Inaccuracies Make Life Beautiful

I was reading about a series of Buddhist writings which were recently discovered (cause reading about Buddhist scrolls is what a cool guy like me does on a Saturday night). The books were placed in clay jars about 2,000 years ago and hidden away in caves. Taliban members found them sometime around 1997 and since they had no use for the "rubbish" sold the writings as junk to a British archeologist. Scholars called it the Gandhari Canon.
Does that ring a bell? It probably should since the Jewish/Christian Dead Sea Scrolls were found in a very similar way in 1947.
Similar to what was found with the Dead Sea Scrolls, experts began sifting through the early writings in hopes of figuring out which current Buddhist teachings were the "real" ones. What they found was unbelievable and yet at the same time so obviously predictable it really shouldn't take a PhD to figure out. They found the early writing had little bits of all the current Buddhist sects. Just like the Dead Sea Scrolls pointed to specifics from the Torah, the Bible, and multiple other books which never ended in either book but were nonetheless "inspired" writings.
So what did this all mean and "why are you wasting my time with this religious writing Jose?" Well, in my humble opinion, there are so many differences because all these things were written down by humans. Ever play that game in 1st Grade where you tell the very first kid a sentence and they whisper it to the kid behind them and then then next and then the next? What happens when the last kid says the sentence? Its completely different than the original. In the case of many, actually almost all of the writings, the people who wrote the books weren't even around when the people they're writing about were living. The Christian church didn't write down a single word for over 90 years and nothing of real significance until almost 200 years after Jesus' death. Buddha's followers didn't write anything down for at least 300 years. Some Jewish writings weren't put to paper for over 500 years after their subjects had passed. Even the Muslim Quran wasn't started for well over 50 years after Mohammed's death. To complicate things even more, some subjects were written about by various authors who heard the story from different people who claimed the stories came back from original disciples or followers. That too presents a problem.
You ever seen a car accident? I hope you haven't but if you have, your version of the accident is almost 100% guaranteed going to be a different version than a person five feet from you. Are either of you lying? No. You are each telling the police what you saw exactly how you remember it. And yet the police could end up with what are seemingly two completely different stories. We see things not as they are, but as we interpret them through our "life filter." We interpret everything we see that way. And no two people have the same exact life experiences so each of our filters is the different.

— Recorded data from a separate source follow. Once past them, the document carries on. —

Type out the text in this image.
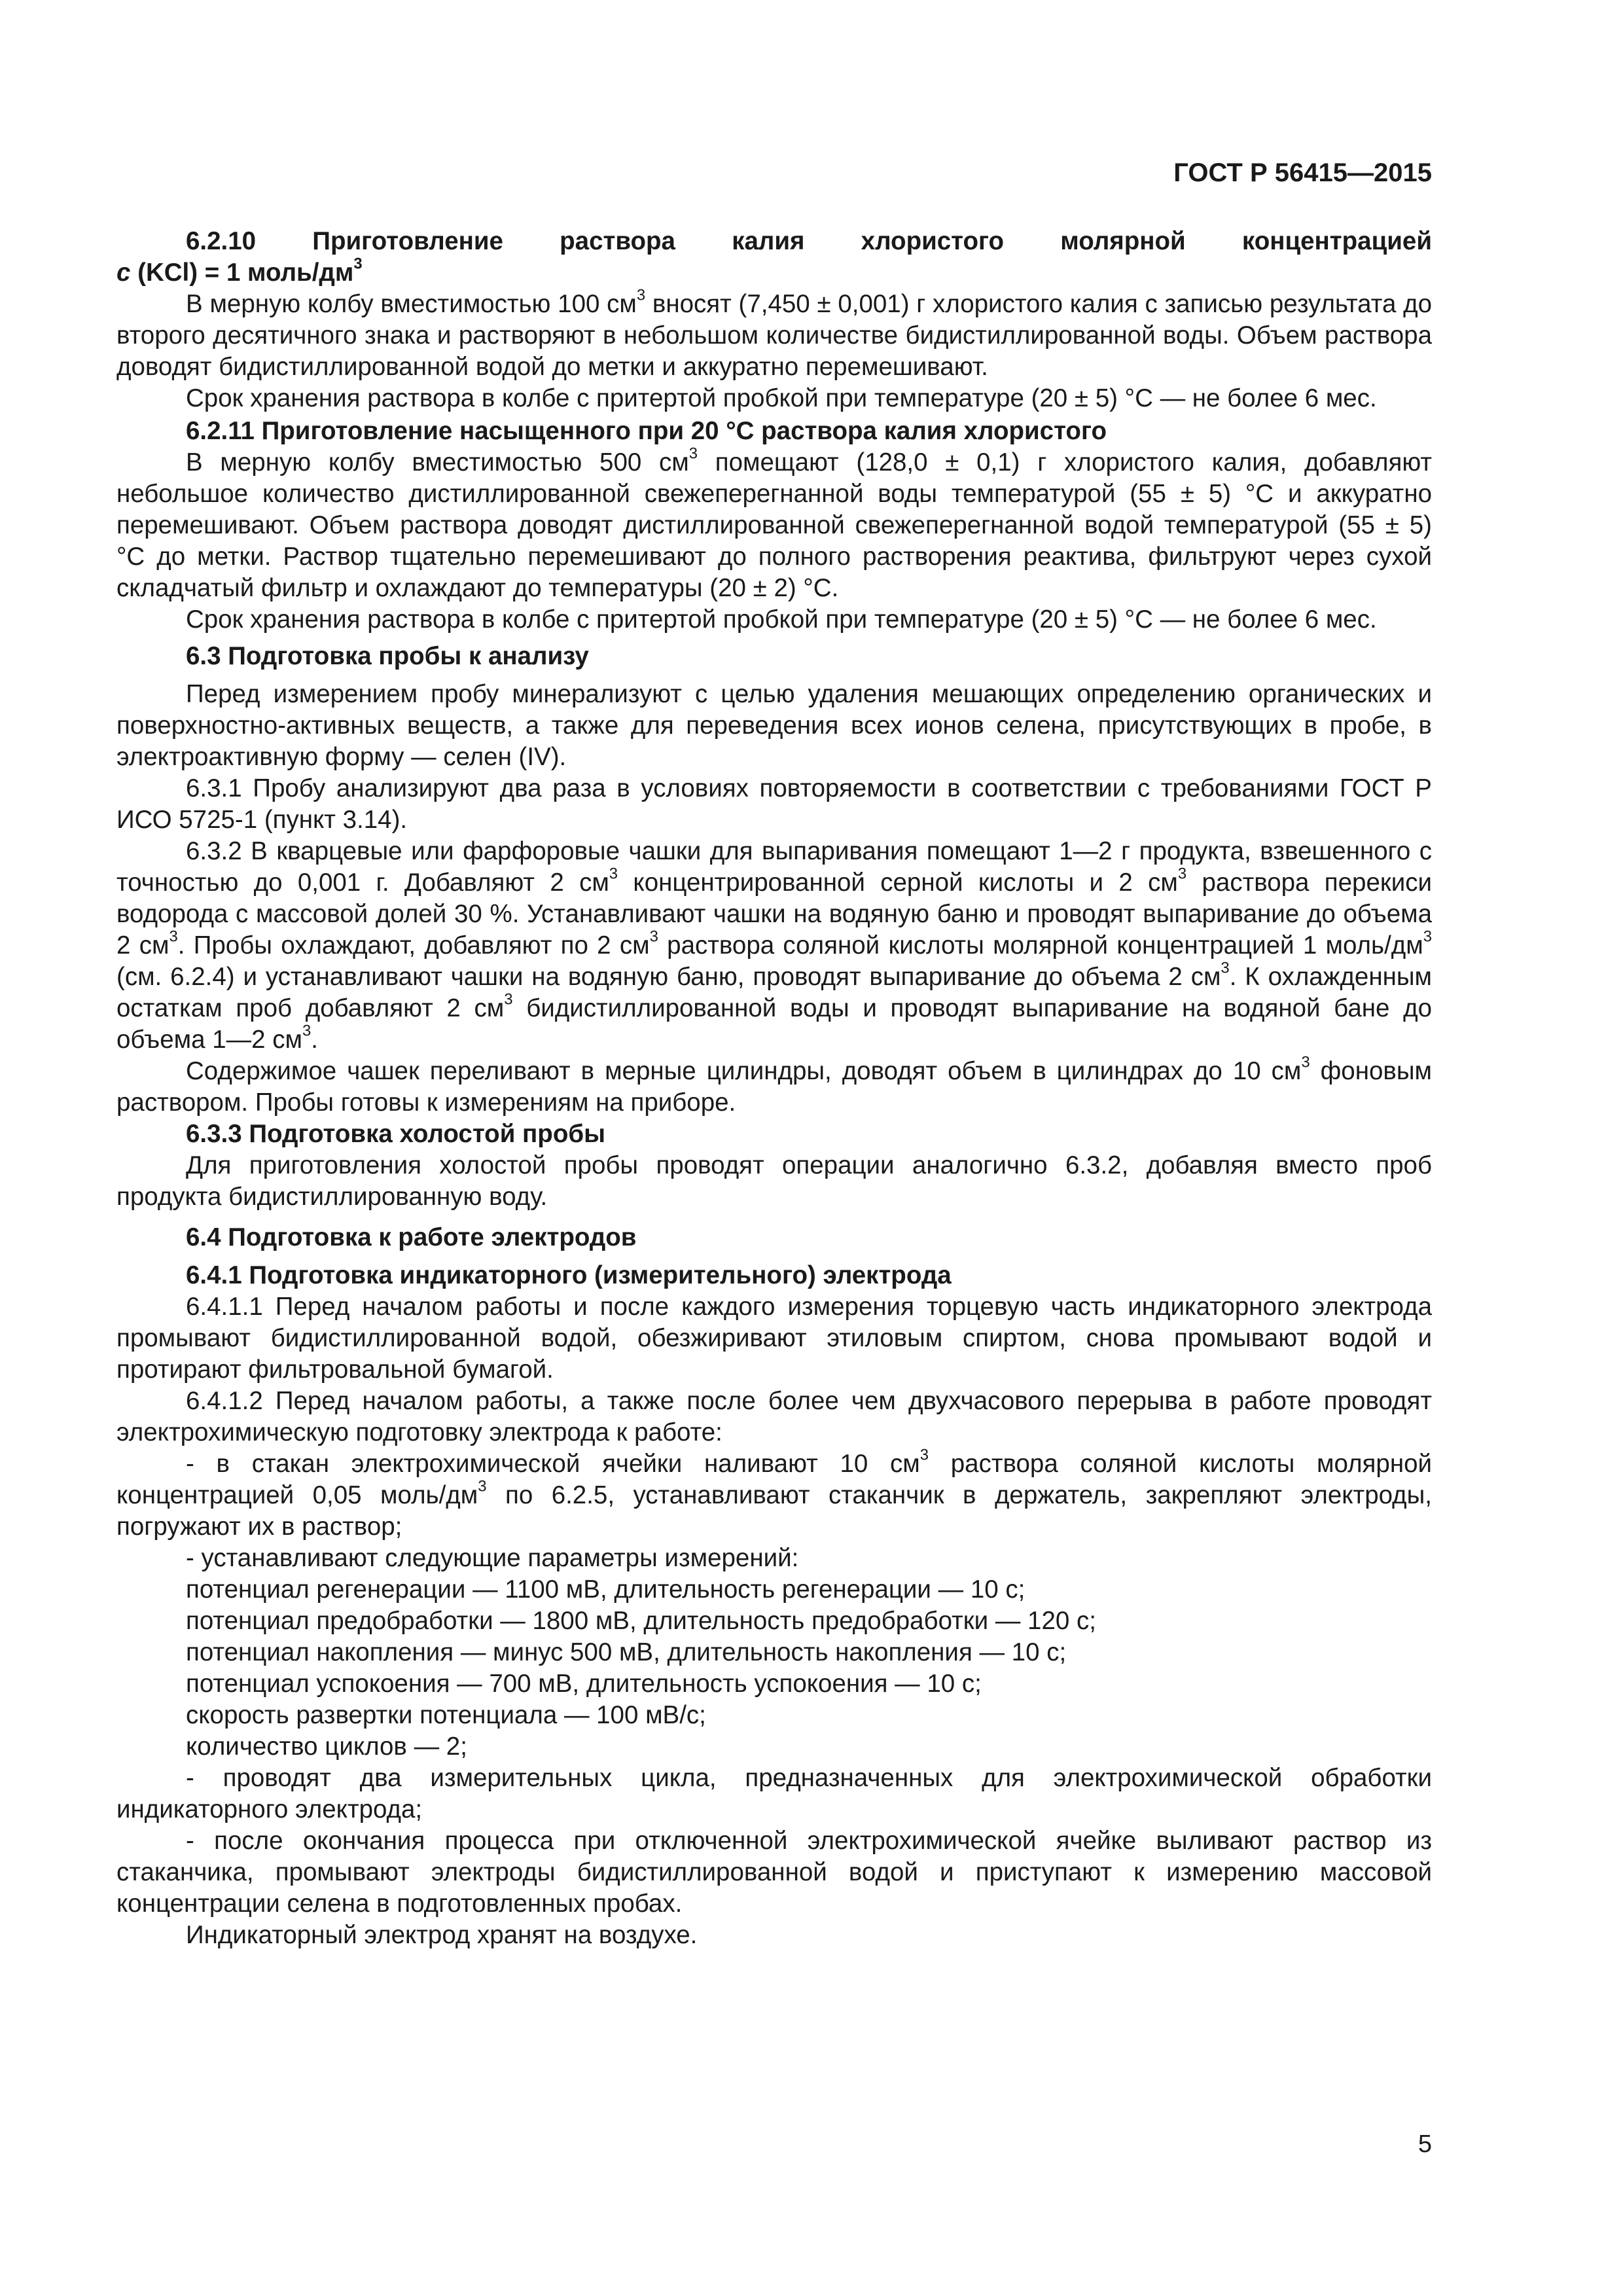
ГОСТ Р 56415—2015

6.2.10 Приготовление раствора калия хлористого молярной концентрацией

c (KCl) = 1 моль/$дм^3$

В мерную колбу вместимостью 100 $см^3$ вносят (7,450 ± 0,001) г хлористого калия с записью результата до второго десятичного знака и растворяют в небольшом количестве бидистиллированной воды. Объем раствора доводят бидистиллированной водой до метки и аккуратно перемешивают.

Срок хранения раствора в колбе с притертой пробкой при температуре (20 ± 5) °С — не более 6 мес.

6.2.11 Приготовление насыщенного при 20 °С раствора калия хлористого

В мерную колбу вместимостью 500 $см^3$ помещают (128,0 ± 0,1) г хлористого калия, добавляют небольшое количество дистиллированной свежеперегнанной воды температурой (55 ± 5) °С и аккуратно перемешивают. Объем раствора доводят дистиллированной свежеперегнанной водой температурой (55 ± 5) °С до метки. Раствор тщательно перемешивают до полного растворения реактива, фильтруют через сухой складчатый фильтр и охлаждают до температуры (20 ± 2) °С.

Срок хранения раствора в колбе с притертой пробкой при температуре (20 ± 5) °С — не более 6 мес.

6.3 Подготовка пробы к анализу

Перед измерением пробу минерализуют с целью удаления мешающих определению органических и поверхностно-активных веществ, а также для переведения всех ионов селена, присутствующих в пробе, в электроактивную форму — селен (IV).

6.3.1 Пробу анализируют два раза в условиях повторяемости в соответствии с требованиями ГОСТ Р ИСО 5725-1 (пункт 3.14).

6.3.2 В кварцевые или фарфоровые чашки для выпаривания помещают 1—2 г продукта, взвешенного с точностью до 0,001 г. Добавляют 2 $см^3$ концентрированной серной кислоты и 2 $см^3$ раствора перекиси водорода с массовой долей 30 %. Устанавливают чашки на водяную баню и проводят выпаривание до объема 2 $см^3$. Пробы охлаждают, добавляют по 2 $см^3$ раствора соляной кислоты молярной концентрацией 1 моль/$дм^3$ (см. 6.2.4) и устанавливают чашки на водяную баню, проводят выпаривание до объема 2 $см^3$. К охлажденным остаткам проб добавляют 2 $см^3$ бидистиллированной воды и проводят выпаривание на водяной бане до объема 1—2 $см^3$.

Содержимое чашек переливают в мерные цилиндры, доводят объем в цилиндрах до 10 $см^3$ фоновым раствором. Пробы готовы к измерениям на приборе.

6.3.3 Подготовка холостой пробы

Для приготовления холостой пробы проводят операции аналогично 6.3.2, добавляя вместо проб продукта бидистиллированную воду.

6.4 Подготовка к работе электродов

6.4.1 Подготовка индикаторного (измерительного) электрода

6.4.1.1 Перед началом работы и после каждого измерения торцевую часть индикаторного электрода промывают бидистиллированной водой, обезжиривают этиловым спиртом, снова промывают водой и протирают фильтровальной бумагой.

6.4.1.2 Перед началом работы, а также после более чем двухчасового перерыва в работе проводят электрохимическую подготовку электрода к работе:

- в стакан электрохимической ячейки наливают 10 $см^3$ раствора соляной кислоты молярной концентрацией 0,05 моль/$дм^3$ по 6.2.5, устанавливают стаканчик в держатель, закрепляют электроды, погружают их в раствор;

- устанавливают следующие параметры измерений:

потенциал регенерации — 1100 мВ, длительность регенерации — 10 с;

потенциал предобработки — 1800 мВ, длительность предобработки — 120 с;

потенциал накопления — минус 500 мВ, длительность накопления — 10 с;

потенциал успокоения — 700 мВ, длительность успокоения — 10 с;

скорость развертки потенциала — 100 мВ/с;

количество циклов — 2;

- проводят два измерительных цикла, предназначенных для электрохимической обработки индикаторного электрода;

- после окончания процесса при отключенной электрохимической ячейке выливают раствор из стаканчика, промывают электроды бидистиллированной водой и приступают к измерению массовой концентрации селена в подготовленных пробах.

Индикаторный электрод хранят на воздухе.

5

Thus when you read about Jesus' life or a specific experience he had as told by John or Matthew or Mark and each has a different twist to it, should we then gather two of them lied? Of course not. I believe all these writings, all of them were written with the greatest of faith and the best recollections of either what the individuals saw themselves or were told by those who were recognized as knowing a true oral history. But in the end, all of our "books" of worship are filled with innacuracies.
Sadly, those innacuracies are the kinds of things that divide us because we all want to be "right". The Protestant thinks the Catholic is antiquated, the Jew thinks they're both wrong in praying to nothing more than a prophet. The Buddhists who are seekers of the truth and of awakening regularly bicker about dogmas and doctrines, about whether the Buddha went to this town or spoke on the shores of this river. Muslims do the same, bitter rivalries between Shiite and Sunni's about the meaning of the words in the manmade book they subscribe to.
My personal view is all these innacuracies are just humans being humans. In my opinion there is no one to blame. For me, all these wonderful men taught such beautiful messages of love and hope. Of how to treat each other and how to live decent lives. And we muck it up with petty differences about insignificant details. I don't care if Buddha spoke about seeking truth and balance on some river in India or some forest in Pakistan. I care he spoke about seeking truth and balance. I don't care if Jesus was in Arimathea or Jerusalem when he told his Apostles the story of the Good Samaritan which spoke to  tolerance and love towards all people regardless of what clan or color, religion or gender. I care he told them the story and I am lucky enough to have heard it.
There is so much to gleen from these books of inspiration. So many great lessons for living well and living "right". If we can only get past our own "humanity" to see that innacuracies make us who we are; innaccuracies make life beautiful. If we look past the petty things which keep us all separated by intellectual barriers we will find the beauty, insight and wisdom the past can teach us all.